By the end of 2016, they were ready to get engaged — but Dec. 23, 2016, turned out to be momentous for more reasons than one: Not only was David planning to propose, but Heather was diagnosed with breast cancer that same day. “She didn’t know I was going to propose that night, but I said to myself, she needs to know that she’s not going to go down this road alone,” David told WFSB. So, later that night, they went on a horse-drawn carriage ride, and under a streetlight, he asked her to marry him.

They received news five days later that Heather’s diagnosis was triple negative, an aggressive form of breast cancer in which three receptors that commonly fuel cancer growth — estrogen, progesterone, and the HER-2/neugene — aren’t present in the tumors. According to the National Breast Cancer Foundation, triple negative breast cancer occurs in around 10 to 20 percent of diagnosed breast cancers; it can be very difficult to treat because, as the Triple Negative Breast Cancer Foundation notes, many of the most effective cancer treatments target the receptors that aren’t present in triple negative breast cancer.

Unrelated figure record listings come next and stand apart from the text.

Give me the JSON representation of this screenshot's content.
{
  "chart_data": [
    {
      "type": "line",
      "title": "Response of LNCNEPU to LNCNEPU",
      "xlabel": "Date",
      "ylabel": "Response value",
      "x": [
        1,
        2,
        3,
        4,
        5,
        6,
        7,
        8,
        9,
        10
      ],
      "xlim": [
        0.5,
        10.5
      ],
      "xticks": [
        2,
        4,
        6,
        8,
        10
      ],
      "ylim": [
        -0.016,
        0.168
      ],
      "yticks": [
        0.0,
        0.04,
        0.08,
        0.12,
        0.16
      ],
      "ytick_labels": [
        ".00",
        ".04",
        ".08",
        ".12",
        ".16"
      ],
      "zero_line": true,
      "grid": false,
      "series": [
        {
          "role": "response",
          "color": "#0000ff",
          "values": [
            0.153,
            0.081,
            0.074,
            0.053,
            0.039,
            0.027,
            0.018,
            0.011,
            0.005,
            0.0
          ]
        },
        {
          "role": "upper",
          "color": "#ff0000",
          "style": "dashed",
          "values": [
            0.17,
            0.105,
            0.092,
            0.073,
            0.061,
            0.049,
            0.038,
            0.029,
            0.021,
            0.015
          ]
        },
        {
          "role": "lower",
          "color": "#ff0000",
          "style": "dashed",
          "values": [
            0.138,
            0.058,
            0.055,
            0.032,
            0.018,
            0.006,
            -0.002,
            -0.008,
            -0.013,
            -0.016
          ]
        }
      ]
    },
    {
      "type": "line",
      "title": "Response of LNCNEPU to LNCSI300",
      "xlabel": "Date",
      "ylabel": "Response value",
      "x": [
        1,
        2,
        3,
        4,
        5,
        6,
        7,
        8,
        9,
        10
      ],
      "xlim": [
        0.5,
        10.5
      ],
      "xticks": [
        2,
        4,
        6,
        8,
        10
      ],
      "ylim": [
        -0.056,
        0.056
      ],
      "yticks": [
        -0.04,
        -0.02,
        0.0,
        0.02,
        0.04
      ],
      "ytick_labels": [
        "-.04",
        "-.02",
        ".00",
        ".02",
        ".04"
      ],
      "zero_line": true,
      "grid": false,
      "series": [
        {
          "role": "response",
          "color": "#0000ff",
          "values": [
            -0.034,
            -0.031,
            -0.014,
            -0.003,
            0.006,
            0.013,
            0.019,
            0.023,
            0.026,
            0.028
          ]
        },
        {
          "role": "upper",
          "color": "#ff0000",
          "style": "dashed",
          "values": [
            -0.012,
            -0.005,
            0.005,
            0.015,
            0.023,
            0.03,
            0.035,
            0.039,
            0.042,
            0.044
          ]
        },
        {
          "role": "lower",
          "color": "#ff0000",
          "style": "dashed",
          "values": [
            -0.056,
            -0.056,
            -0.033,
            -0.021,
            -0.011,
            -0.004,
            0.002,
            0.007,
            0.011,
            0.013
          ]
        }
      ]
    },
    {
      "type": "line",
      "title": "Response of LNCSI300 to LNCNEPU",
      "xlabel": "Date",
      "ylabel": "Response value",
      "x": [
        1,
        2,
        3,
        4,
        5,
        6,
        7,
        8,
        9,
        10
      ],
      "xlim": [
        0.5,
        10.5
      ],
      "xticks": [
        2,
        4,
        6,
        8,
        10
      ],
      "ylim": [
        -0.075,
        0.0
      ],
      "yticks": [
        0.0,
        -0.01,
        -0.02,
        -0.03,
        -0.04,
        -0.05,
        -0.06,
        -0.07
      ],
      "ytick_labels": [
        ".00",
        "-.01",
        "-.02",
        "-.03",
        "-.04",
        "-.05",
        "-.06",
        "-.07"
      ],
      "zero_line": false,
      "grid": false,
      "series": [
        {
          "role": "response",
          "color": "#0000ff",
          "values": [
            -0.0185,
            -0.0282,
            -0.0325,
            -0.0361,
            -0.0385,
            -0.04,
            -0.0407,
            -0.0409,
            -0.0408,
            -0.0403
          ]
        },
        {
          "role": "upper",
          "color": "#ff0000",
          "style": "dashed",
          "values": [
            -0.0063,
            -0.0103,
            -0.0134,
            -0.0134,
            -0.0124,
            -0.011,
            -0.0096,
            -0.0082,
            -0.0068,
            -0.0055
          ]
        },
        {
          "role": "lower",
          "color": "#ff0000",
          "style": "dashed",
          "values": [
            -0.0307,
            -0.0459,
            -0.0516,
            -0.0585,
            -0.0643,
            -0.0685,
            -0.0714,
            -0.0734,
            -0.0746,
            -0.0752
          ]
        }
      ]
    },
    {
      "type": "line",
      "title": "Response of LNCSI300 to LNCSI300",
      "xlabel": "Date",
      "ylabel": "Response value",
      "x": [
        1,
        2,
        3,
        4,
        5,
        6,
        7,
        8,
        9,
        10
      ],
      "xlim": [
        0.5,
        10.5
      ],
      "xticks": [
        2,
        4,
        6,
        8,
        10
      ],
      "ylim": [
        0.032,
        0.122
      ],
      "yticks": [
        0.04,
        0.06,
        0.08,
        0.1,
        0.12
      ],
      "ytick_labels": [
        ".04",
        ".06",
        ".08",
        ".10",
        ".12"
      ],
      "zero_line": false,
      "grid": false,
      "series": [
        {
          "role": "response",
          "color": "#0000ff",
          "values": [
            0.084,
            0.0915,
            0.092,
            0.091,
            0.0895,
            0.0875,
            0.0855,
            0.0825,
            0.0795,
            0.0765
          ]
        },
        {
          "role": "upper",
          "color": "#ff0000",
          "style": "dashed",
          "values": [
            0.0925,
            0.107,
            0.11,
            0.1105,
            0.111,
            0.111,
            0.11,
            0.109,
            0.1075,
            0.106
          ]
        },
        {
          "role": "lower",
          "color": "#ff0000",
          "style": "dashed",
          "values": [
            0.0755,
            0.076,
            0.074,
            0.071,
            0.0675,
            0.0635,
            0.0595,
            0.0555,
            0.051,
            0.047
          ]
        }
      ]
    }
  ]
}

In September of 2017, Heather and David received word that her cancer had spread. “We found out it was in her brain and a couple months later, she was on life support with a breathing tube,” David told WFSB. But although it was thought that she wouldn’t make it to October, she kept fighting. “She was tough,” David said. “Anyone else would have given up a long time ago. The doctors even said we don’t know how she’s still here.”

The wedding date had been set for Dec. 30 — but in the middle of December, Heather’s doctors encouraged them to move the date up because they knew Heather was not likely to last until that date. On Dec. 22, Heather’s friends and loved ones helped her into a dress and veil, and in ceremony performed at Heather’s bedside in the chapel of Saint Francis Hospital, she and David said their “I dos.”

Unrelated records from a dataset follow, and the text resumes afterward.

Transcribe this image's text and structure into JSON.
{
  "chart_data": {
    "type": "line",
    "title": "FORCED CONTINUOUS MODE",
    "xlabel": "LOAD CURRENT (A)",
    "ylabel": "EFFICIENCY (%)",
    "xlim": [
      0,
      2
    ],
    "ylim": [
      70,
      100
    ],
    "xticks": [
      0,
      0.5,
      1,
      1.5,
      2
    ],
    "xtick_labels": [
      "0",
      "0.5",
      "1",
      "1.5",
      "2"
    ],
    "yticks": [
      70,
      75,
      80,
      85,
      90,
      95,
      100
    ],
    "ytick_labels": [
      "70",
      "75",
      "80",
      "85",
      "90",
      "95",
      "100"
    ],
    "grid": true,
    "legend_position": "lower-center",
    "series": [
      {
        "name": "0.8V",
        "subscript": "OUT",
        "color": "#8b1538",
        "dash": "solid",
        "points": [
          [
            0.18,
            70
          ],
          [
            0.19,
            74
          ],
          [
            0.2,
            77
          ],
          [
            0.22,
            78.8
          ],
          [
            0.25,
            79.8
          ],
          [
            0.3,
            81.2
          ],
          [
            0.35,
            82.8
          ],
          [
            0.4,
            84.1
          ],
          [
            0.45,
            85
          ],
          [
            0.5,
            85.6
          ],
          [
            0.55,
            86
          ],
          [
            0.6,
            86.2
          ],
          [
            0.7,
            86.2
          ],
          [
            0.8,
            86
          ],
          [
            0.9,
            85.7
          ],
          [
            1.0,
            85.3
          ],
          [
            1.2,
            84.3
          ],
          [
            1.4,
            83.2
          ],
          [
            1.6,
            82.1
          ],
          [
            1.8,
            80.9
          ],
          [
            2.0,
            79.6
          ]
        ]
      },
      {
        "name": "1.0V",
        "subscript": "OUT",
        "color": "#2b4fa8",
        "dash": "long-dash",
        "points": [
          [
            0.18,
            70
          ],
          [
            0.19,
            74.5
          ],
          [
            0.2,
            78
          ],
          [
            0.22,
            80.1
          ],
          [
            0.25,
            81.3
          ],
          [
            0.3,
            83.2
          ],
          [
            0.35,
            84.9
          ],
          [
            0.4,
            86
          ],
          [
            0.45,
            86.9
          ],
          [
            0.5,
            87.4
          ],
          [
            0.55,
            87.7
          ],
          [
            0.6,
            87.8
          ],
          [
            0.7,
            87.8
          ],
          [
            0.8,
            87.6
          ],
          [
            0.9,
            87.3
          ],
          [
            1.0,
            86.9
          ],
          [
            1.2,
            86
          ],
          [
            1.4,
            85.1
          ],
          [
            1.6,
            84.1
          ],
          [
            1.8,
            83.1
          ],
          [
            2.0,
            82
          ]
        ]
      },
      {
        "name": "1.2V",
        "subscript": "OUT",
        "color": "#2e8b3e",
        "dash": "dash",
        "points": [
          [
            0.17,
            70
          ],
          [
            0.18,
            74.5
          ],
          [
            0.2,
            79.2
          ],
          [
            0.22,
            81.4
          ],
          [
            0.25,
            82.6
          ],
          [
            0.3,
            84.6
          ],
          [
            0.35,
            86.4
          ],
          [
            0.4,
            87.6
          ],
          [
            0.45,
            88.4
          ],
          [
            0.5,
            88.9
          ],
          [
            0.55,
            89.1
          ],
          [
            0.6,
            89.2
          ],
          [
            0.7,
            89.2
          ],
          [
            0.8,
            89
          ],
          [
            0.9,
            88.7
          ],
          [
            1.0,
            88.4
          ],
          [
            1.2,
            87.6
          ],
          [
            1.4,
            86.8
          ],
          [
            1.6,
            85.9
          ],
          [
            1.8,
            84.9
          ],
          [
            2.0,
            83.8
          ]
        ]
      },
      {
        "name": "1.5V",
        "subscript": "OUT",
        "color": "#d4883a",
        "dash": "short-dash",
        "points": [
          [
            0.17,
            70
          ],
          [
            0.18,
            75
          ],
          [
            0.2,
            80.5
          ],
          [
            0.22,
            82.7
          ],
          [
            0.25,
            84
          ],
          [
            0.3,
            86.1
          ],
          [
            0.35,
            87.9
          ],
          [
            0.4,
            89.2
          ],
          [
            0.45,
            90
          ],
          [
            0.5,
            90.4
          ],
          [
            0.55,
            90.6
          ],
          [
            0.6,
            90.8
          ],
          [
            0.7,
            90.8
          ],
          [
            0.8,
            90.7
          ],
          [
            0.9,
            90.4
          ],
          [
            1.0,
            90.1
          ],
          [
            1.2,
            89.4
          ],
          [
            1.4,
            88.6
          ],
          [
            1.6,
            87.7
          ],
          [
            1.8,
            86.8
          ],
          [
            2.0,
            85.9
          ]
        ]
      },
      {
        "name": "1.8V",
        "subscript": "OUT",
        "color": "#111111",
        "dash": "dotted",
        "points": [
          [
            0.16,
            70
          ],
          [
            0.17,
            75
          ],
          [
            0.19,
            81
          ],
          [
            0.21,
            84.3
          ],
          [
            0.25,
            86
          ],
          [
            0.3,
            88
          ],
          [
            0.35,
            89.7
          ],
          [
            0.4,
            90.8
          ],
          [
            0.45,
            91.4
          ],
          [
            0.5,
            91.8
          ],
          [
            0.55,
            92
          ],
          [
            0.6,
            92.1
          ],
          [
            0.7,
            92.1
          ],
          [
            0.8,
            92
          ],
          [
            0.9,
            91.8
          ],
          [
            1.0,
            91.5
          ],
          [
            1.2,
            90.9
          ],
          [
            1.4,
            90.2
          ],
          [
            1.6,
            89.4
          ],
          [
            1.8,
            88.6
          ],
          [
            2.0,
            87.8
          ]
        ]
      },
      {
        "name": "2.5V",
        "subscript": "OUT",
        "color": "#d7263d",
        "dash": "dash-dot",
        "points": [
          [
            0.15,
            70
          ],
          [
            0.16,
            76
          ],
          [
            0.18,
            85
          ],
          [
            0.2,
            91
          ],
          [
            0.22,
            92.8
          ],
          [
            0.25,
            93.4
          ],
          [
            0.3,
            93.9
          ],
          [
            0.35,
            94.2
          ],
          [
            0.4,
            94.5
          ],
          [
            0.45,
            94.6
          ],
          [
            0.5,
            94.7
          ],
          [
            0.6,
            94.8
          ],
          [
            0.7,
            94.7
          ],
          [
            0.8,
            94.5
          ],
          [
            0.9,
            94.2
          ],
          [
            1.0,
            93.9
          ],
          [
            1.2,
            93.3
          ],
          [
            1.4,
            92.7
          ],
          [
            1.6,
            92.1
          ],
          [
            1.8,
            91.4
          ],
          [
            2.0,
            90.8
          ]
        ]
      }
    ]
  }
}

18 hours later, Heather passed away — one year to the day that David had proposed.

It was the hardest day of my life,” David told PEOPLE of the ceremony. “Especially the 45 minutes or so of the service itself. As we were approaching the ceremony, it just had this feeling like it was more of a funeral than a wedding because I knew my time with her was coming to an end.” But, as hard as it was, it was worth it: “She was just so happy and triumphant, because she knew that in a way she had beat cancer because she lived longer than anyone thought she was going to,” said David. “She made it to her wedding day, which was her biggest goal. Cancer couldn’t take that away from her.”

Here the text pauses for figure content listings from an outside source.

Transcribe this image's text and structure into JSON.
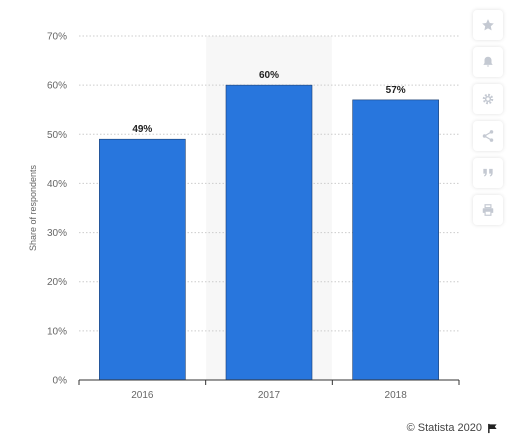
{
  "chart_data": {
    "type": "bar",
    "categories": [
      "2016",
      "2017",
      "2018"
    ],
    "values": [
      49,
      60,
      57
    ],
    "value_labels": [
      "49%",
      "60%",
      "57%"
    ],
    "ylabel": "Share of respondents",
    "ylim": [
      0,
      70
    ],
    "yticks": [
      0,
      10,
      20,
      30,
      40,
      50,
      60,
      70
    ],
    "ytick_labels": [
      "0%",
      "10%",
      "20%",
      "30%",
      "40%",
      "50%",
      "60%",
      "70%"
    ],
    "highlighted_category": "2017",
    "grid": true,
    "colors": {
      "bar": "#2876dd",
      "bar_edge": "#1a3d6e",
      "highlight_band": "#f7f7f7",
      "grid": "#cccccc",
      "axis": "#333333",
      "tick_text": "#666666",
      "label_text": "#222222"
    }
  },
  "toolbar": {
    "buttons": [
      {
        "name": "star-icon"
      },
      {
        "name": "bell-icon"
      },
      {
        "name": "gear-icon"
      },
      {
        "name": "share-icon"
      },
      {
        "name": "quote-icon"
      },
      {
        "name": "print-icon"
      }
    ]
  },
  "footer": {
    "copyright": "© Statista 2020",
    "flag_icon": "flag-icon"
  }
}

Christina Karas first posted just one photo from the ceremony — the one with Heather raising her arms in triumph with David at her side — to Facebook on Dec. 23. “I've been asked to share this beautiful photo I took,” Karas wrote in the initial Facebook post. “Heather in all her glory next to the man of her dreams. She did it! They did it! What a miracle to witness the love between these two soul mates.” She later posted both this photo and several others to Instagram, at which point they proceeded to go viral.

“It was a miracle,” Karas said to TODAY of the image of Heather with her arms in the air. “When she raised her arms, she was at death's door, but she was joyful and exuberant. She just wanted it to be a celebration.”

That, I’d argue, is exactly why the Moshers’ story and their wedding photos went viral: They tug at our heartstrings, sure — but more than that, they put so much into perspective. No matter how scary the world gets, there is still love in the world, and it is still worth fighting for, even when the circumstances are as bleak as they can possibly be.

Heather’s wake was held on Dec. 29, and her Celebration of Life Service occurred on Dec. 30. Both the wake the service were held at the Plantsville Congregational Church in Plantsville, Conn. — the same church at which David and Heather had originally planned to get married — and the service occurred at the time and date on which they had meant to officially tie the knot. The family has noted that donations in her memory can be made to the Triple Negative Breast Cancer Foundation.

There is much about the world that isn’t fair. But how we cope with that fact? That matters a lot. And that’s what the Moshers’ story teaches us. Consider it a lesson well learned.